Furthermore a paravirtualized XEN guest needs in particular the special kernel modules xennet and xenblk to be loaded. This can be specified in /etc/rear/local.conf with a line "MODULES_LOAD=( xennet xenblk )" which lets the ReaR recovery system autoload these modules in the given order (see /usr/share/rear/conf/default.conf).

Neither ReaR nor rear-SUSE provide functionality to create a special "medium" that can be used directly to launch a paravirtualized XEN guest. Both ReaR and rear-SUSE create an usual bootable ISO image which boots on usual PC hardware. In particular ReaR creates a bootable ISO image where kernel and initrd are located in the root directory of the ISO image.

To use ReaR or rear-SUSE to recreate a paravirtualized XEN guest, the configuration of the XEN host must be adapted so that it can launch the ReaR or rear-SUSE recovery system on a paravirtualized XEN guest. Basically this means to launch a paravirtualized XEN guest from an usual bootable ISO image.

Remember: There is no such thing as a disaster recovery solution that "just works". Therefore: When it does not work, you might perhaps change your system to be more simple (e.g. use full/hardware virtualization instead of paravirtualization) or you have to manually adapt and enhance the disaster recovery framework to make it work for your particular case.

[edit] Non PC compatible architectures

Non PC compatible architectures are those that are neither x86/i386/i486/i586 (32-bit) nor x86_64 (64-bit) like ppc, ppc64, ia64, s390, s390x.

[edit] Recovery medium compatibility

Both ReaR and RecoveryImage create an usual El Torito bootable ISO image which boots on usual PC hardware.

Neither ReaR nor RecoveryImage provide special functionality to create whatever kind of special bootable "media" that can be used to boot on non PC compatible architectures.

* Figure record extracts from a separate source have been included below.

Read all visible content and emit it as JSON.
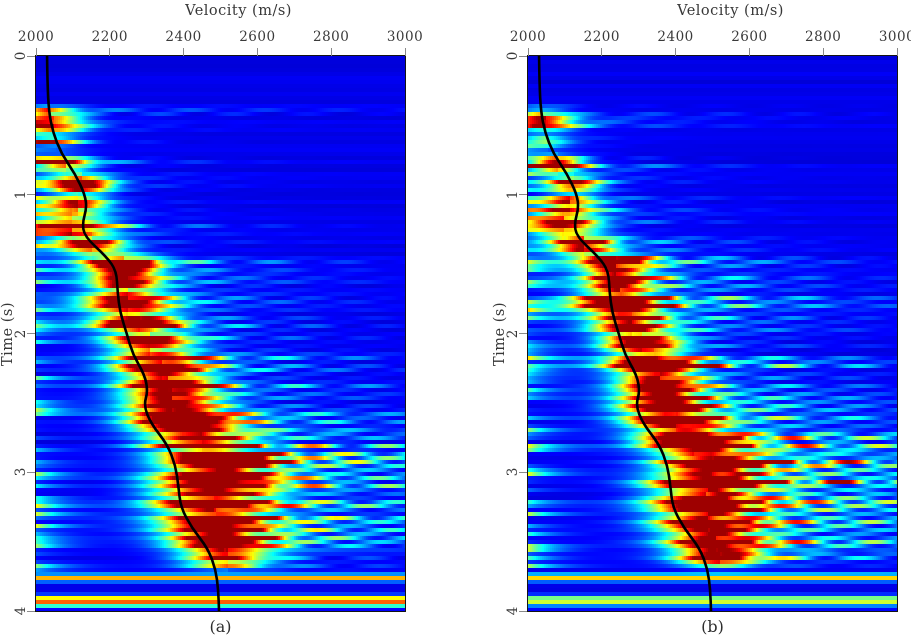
{
  "chart_data": {
    "type": "heatmap",
    "title": "Velocity (m/s)",
    "xlabel": "Velocity (m/s)",
    "ylabel": "Time (s)",
    "xlim": [
      2000,
      3000
    ],
    "ylim": [
      0,
      4
    ],
    "xticks": [
      2000,
      2200,
      2400,
      2600,
      2800,
      3000
    ],
    "yticks": [
      0,
      1,
      2,
      3,
      4
    ],
    "colormap": "jet",
    "grid": false,
    "legend": "none",
    "panels": [
      {
        "label": "(a)",
        "render": {
          "seed": 7,
          "amp": 1.0,
          "tail": 1.0,
          "vws": 1.0
        }
      },
      {
        "label": "(b)",
        "render": {
          "seed": 131,
          "amp": 0.96,
          "tail": 1.3,
          "vws": 0.92
        }
      }
    ],
    "events_format": [
      "t",
      "v",
      "a",
      "tw",
      "vw",
      "tail_len",
      "tail_amp"
    ],
    "semblance_events": [
      [
        0.42,
        2040,
        0.5,
        0.03,
        55,
        600,
        0.3
      ],
      [
        0.5,
        2050,
        0.55,
        0.035,
        60,
        260,
        0.35
      ],
      [
        0.62,
        2055,
        0.32,
        0.025,
        45,
        160,
        0.3
      ],
      [
        0.78,
        2080,
        0.65,
        0.035,
        50,
        200,
        0.35
      ],
      [
        0.93,
        2125,
        0.88,
        0.04,
        55,
        220,
        0.35
      ],
      [
        1.07,
        2115,
        0.84,
        0.038,
        55,
        220,
        0.35
      ],
      [
        1.22,
        2100,
        0.97,
        0.045,
        70,
        240,
        0.35
      ],
      [
        1.36,
        2150,
        0.8,
        0.04,
        60,
        260,
        0.4
      ],
      [
        1.5,
        2240,
        0.93,
        0.042,
        65,
        280,
        0.45
      ],
      [
        1.63,
        2250,
        0.86,
        0.04,
        60,
        280,
        0.45
      ],
      [
        1.77,
        2250,
        0.96,
        0.048,
        80,
        300,
        0.5
      ],
      [
        1.92,
        2280,
        0.89,
        0.045,
        75,
        300,
        0.5
      ],
      [
        2.07,
        2310,
        0.91,
        0.045,
        75,
        320,
        0.5
      ],
      [
        2.22,
        2340,
        0.94,
        0.048,
        80,
        320,
        0.55
      ],
      [
        2.36,
        2360,
        0.91,
        0.045,
        80,
        340,
        0.55
      ],
      [
        2.5,
        2370,
        0.94,
        0.048,
        85,
        360,
        0.6
      ],
      [
        2.64,
        2400,
        0.96,
        0.05,
        90,
        380,
        0.65
      ],
      [
        2.78,
        2450,
        0.96,
        0.05,
        95,
        450,
        0.75
      ],
      [
        2.92,
        2500,
        0.93,
        0.045,
        95,
        500,
        0.85
      ],
      [
        3.06,
        2490,
        1.0,
        0.055,
        110,
        500,
        0.85
      ],
      [
        3.21,
        2480,
        0.96,
        0.05,
        105,
        470,
        0.8
      ],
      [
        3.36,
        2490,
        0.93,
        0.05,
        100,
        440,
        0.7
      ],
      [
        3.5,
        2510,
        0.86,
        0.045,
        90,
        400,
        0.6
      ],
      [
        3.62,
        2520,
        0.72,
        0.04,
        80,
        360,
        0.5
      ],
      [
        3.76,
        2500,
        0.42,
        0.022,
        4000,
        0,
        0
      ],
      [
        3.93,
        2500,
        0.6,
        0.024,
        4000,
        0,
        0
      ]
    ],
    "edge_noise": {
      "tmin": 0.38,
      "tmax": 3.72,
      "amp": 0.55,
      "vdecay": 70
    },
    "fan": {
      "slope": 4000,
      "period": 200
    },
    "velocity_picks": [
      [
        0.0,
        2030
      ],
      [
        0.2,
        2031
      ],
      [
        0.4,
        2035
      ],
      [
        0.55,
        2046
      ],
      [
        0.7,
        2068
      ],
      [
        0.85,
        2106
      ],
      [
        1.0,
        2133
      ],
      [
        1.1,
        2137
      ],
      [
        1.2,
        2126
      ],
      [
        1.3,
        2131
      ],
      [
        1.45,
        2192
      ],
      [
        1.55,
        2218
      ],
      [
        1.7,
        2221
      ],
      [
        1.85,
        2228
      ],
      [
        2.0,
        2246
      ],
      [
        2.15,
        2262
      ],
      [
        2.3,
        2295
      ],
      [
        2.42,
        2303
      ],
      [
        2.52,
        2292
      ],
      [
        2.65,
        2312
      ],
      [
        2.8,
        2356
      ],
      [
        2.95,
        2378
      ],
      [
        3.1,
        2386
      ],
      [
        3.25,
        2392
      ],
      [
        3.4,
        2422
      ],
      [
        3.55,
        2466
      ],
      [
        3.7,
        2487
      ],
      [
        3.85,
        2494
      ],
      [
        4.0,
        2496
      ]
    ]
  }
}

Therefore ReaR and RecoveryImage cannot be used without appropriate enhancements and/or modifications on hardware architectures that cannot boot an El Torito bootable media.

[edit] Bootloader compatibility

Basically GRUB as used on usual PC hardware is the only supported bootloader.

There might be some kind of limited support for special bootloader configurations but one cannot rely on it.

Therefore it is recommended to use GRUB with a standard configuration.

If GRUB with a standard configuration cannot be used on non PC compatible architectures, appropriate enhancements are needed to add support for special bootloader configurations.

It is crucial to check in advance whether or not it is possible to recreate your particular non PC compatible systems with ReaR or RecoveryImage/AutoYaST.

[edit] Help and Support

[edit] Feasible in advance

Help and support is feasible only "in advance" while your system is still up and running when something does not work when you are testing on your replacement hardware to recreate your system with your recovery medium and that the recreated system can boot on its own and that all its system services still work as you need it in your particular case.

[edit] Hopeless in retrospect

Help and support is usually hopeless "in retrospect" when it fails to recreate your system on replacement hardware after your system was destroyed.

The special ReaR recovery system provides a minimal set of tools which could help in some cases to fix issues while it recreates your system (see the "ReaR" section above) but a precondition is that the ReaR recovery system at least boots correctly on your replacement hardware. If the ReaR recovery system fails to boot, it is usually a dead end.

[edit] Be prepared for manual recreation

If it finally fails to recreate your system, you have to manually recreate your basic system, in particular your partitioning with filesystems and mount points and afterwards you have to manually restore your backup from your NFS server. Therefore you must have at least your partitioning, filesystem, mount point, and networking information available so that you can manually recreate your system. It is recommended to manually recreate your system on your replacement hardware as an exercise to be prepared.

It is crucial to have replacement hardware available in advance to verify that your can recreate your system because there is no such thing as a disaster recovery solution that "just works".